La symbolisation de la luette en pénis ou en clitoris d'une part, de la bouche en lieu où l'acte se consume d'autre part, corroborent assez nettement les spéculations du Dr Freud et de ses adeptes qui n’ont pas manqué de relever combien manger est une parodie de l'acte sexuel ; une nourriture est séminale ou n'est pas.

 

6ème note marginale : aussi ne suis-je que du rien dire… raidi


Par ailleurs, il est édifiant qu'un équilibre aussi fort apparaisse dans un texte cahotant et assymétrique : les trois verbes actifs compensent les trois verbes passifs et les deux noms communs féminins font le pendant aux deux mots masculins.

La finale u de voulu par quoi le poème nous quitte suscitera un commentaire qui, à l'occasion, pourra paraître pertinent : lu, bu, du, mu, fu, su, tu, vu, cu (cul?), nu. Voilà le fin mot de l'histoire (car cela en est une), nous voici retournés (?) au Qu du début.

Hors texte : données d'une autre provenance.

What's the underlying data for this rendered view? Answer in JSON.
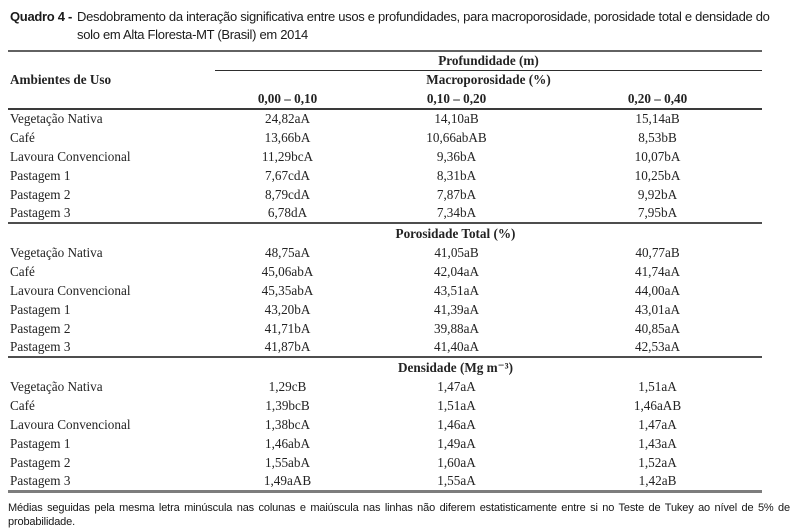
{
  "caption": {
    "label": "Quadro 4 -",
    "text": "Desdobramento da interação significativa entre usos e profundidades, para macroporosidade, porosidade total e densidade do solo em Alta Floresta-MT (Brasil) em 2014"
  },
  "table": {
    "row_header": "Ambientes de Uso",
    "depth_header": "Profundidade (m)",
    "depth_columns": [
      "0,00 – 0,10",
      "0,10 – 0,20",
      "0,20 – 0,40"
    ],
    "sections": [
      {
        "title": "Macroporosidade (%)",
        "rows": [
          {
            "label": "Vegetação Nativa",
            "values": [
              "24,82aA",
              "14,10aB",
              "15,14aB"
            ]
          },
          {
            "label": "Café",
            "values": [
              "13,66bA",
              "10,66abAB",
              "8,53bB"
            ]
          },
          {
            "label": "Lavoura Convencional",
            "values": [
              "11,29bcA",
              "9,36bA",
              "10,07bA"
            ]
          },
          {
            "label": "Pastagem 1",
            "values": [
              "7,67cdA",
              "8,31bA",
              "10,25bA"
            ]
          },
          {
            "label": "Pastagem 2",
            "values": [
              "8,79cdA",
              "7,87bA",
              "9,92bA"
            ]
          },
          {
            "label": "Pastagem 3",
            "values": [
              "6,78dA",
              "7,34bA",
              "7,95bA"
            ]
          }
        ]
      },
      {
        "title": "Porosidade Total (%)",
        "rows": [
          {
            "label": "Vegetação Nativa",
            "values": [
              "48,75aA",
              "41,05aB",
              "40,77aB"
            ]
          },
          {
            "label": "Café",
            "values": [
              "45,06abA",
              "42,04aA",
              "41,74aA"
            ]
          },
          {
            "label": "Lavoura Convencional",
            "values": [
              "45,35abA",
              "43,51aA",
              "44,00aA"
            ]
          },
          {
            "label": "Pastagem 1",
            "values": [
              "43,20bA",
              "41,39aA",
              "43,01aA"
            ]
          },
          {
            "label": "Pastagem 2",
            "values": [
              "41,71bA",
              "39,88aA",
              "40,85aA"
            ]
          },
          {
            "label": "Pastagem 3",
            "values": [
              "41,87bA",
              "41,40aA",
              "42,53aA"
            ]
          }
        ]
      },
      {
        "title": "Densidade (Mg m⁻³)",
        "rows": [
          {
            "label": "Vegetação Nativa",
            "values": [
              "1,29cB",
              "1,47aA",
              "1,51aA"
            ]
          },
          {
            "label": "Café",
            "values": [
              "1,39bcB",
              "1,51aA",
              "1,46aAB"
            ]
          },
          {
            "label": "Lavoura Convencional",
            "values": [
              "1,38bcA",
              "1,46aA",
              "1,47aA"
            ]
          },
          {
            "label": "Pastagem 1",
            "values": [
              "1,46abA",
              "1,49aA",
              "1,43aA"
            ]
          },
          {
            "label": "Pastagem 2",
            "values": [
              "1,55abA",
              "1,60aA",
              "1,52aA"
            ]
          },
          {
            "label": "Pastagem 3",
            "values": [
              "1,49aAB",
              "1,55aA",
              "1,42aB"
            ]
          }
        ]
      }
    ]
  },
  "footnote": "Médias seguidas pela mesma letra minúscula nas colunas e maiúscula nas linhas não diferem estatisticamente entre si no Teste de Tukey ao nível de 5% de probabilidade."
}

Cela nous confirmerait dans l'hypothèse d'un 69 hétérosexuel, s 'il n'y avait pas, par ailleurs, de constantes références au son « coït ». Les ensuite, les subit insistent gravement sur la question, connotés qu'ils sont par ui, oui. (cf. Joyce dans Ulysse). L'histoire serait donc un recommencement éternel de plusieurs positions pour jouir. À noter le faible, sinon inexistant, apport métaphorique et phonique de la notion de pénétration ; quand on sait que l'auteur est un homme, cela a de quoi surprendre.

 

7ème note marginale : sans naître

 

L'ajout, hors poème, de « écho itératif » clarifie le problème ; tout cela a lieu dans une répétition infinie, même et autre ; et coït et ratif = rétif, rature. Oui, i l s'agit de faire l'amour fréquemment, sans nul doute. Le serpent se mord la queue, à la routine de l'accouplement succède le refrain (re-frein?) de la jubilation, au tristus post coïtum se substitue le désir fou, et cela dans un éternel mouvement.

 

8ème note marginale : l’engeance des ouïes

 

Et, pour montrer que rien n'est simple ni univoque, le poète nous donne une lecon de morale : nous lisons dans « trésaillement malvoulu » ail - mal (douleur, mauvais) et trè - voulu (excès, désir). Quelle lucidité, et quelle clairvoyance : plaisir et souffrance se mêlent inextricablement ! Telle est la condition de l'humaine nature.

 

9ème note marginale : l’harmonie enfin grâce à cette parole qui s’absente


Nous pouvons désormais conclure, car à ce stade de notre commentaire  explicatif, vous conviendrez aisément que les choses apparaissent avec distinction, soit : que l'enjeu du poème est de nous rendre tels que nous sommes, avec les contradictions inhérentes à nos contraintes dont le couplage avec nos volontés sème un trouble et un désordre sans autre nom que celui émis par le poète en personne.

À 1'amorce de ce travail succinct mais efficace, nous semble-t-il, nous avions évoqué la nécessité de mettre à jour l'énigme de ce texte. La voici, telle que nous avons la possibilité de l’énoncer : quel est le sujet de ce texte ? Qui flamberge ? L’écho ? Le coit ? L’auteur ? Le couple ? À l'évidence, sujet et objet sont identiques, à la fois présents et absents. Ce bout de poème, d'apparence anodine, aura transformé l’histoire pourtant mouvementée et pululeuse de la poésie, nous venons de vous dire pour quelle raison. Apprenons à faire parler les langues ! PARADE, et principalement ce morceau d’anthologie, est le premier texte à faire état, barrant l'origine et tout référant, de l'étant, dans une mouvance où tout est possible, mieux, où tout est souhaitable.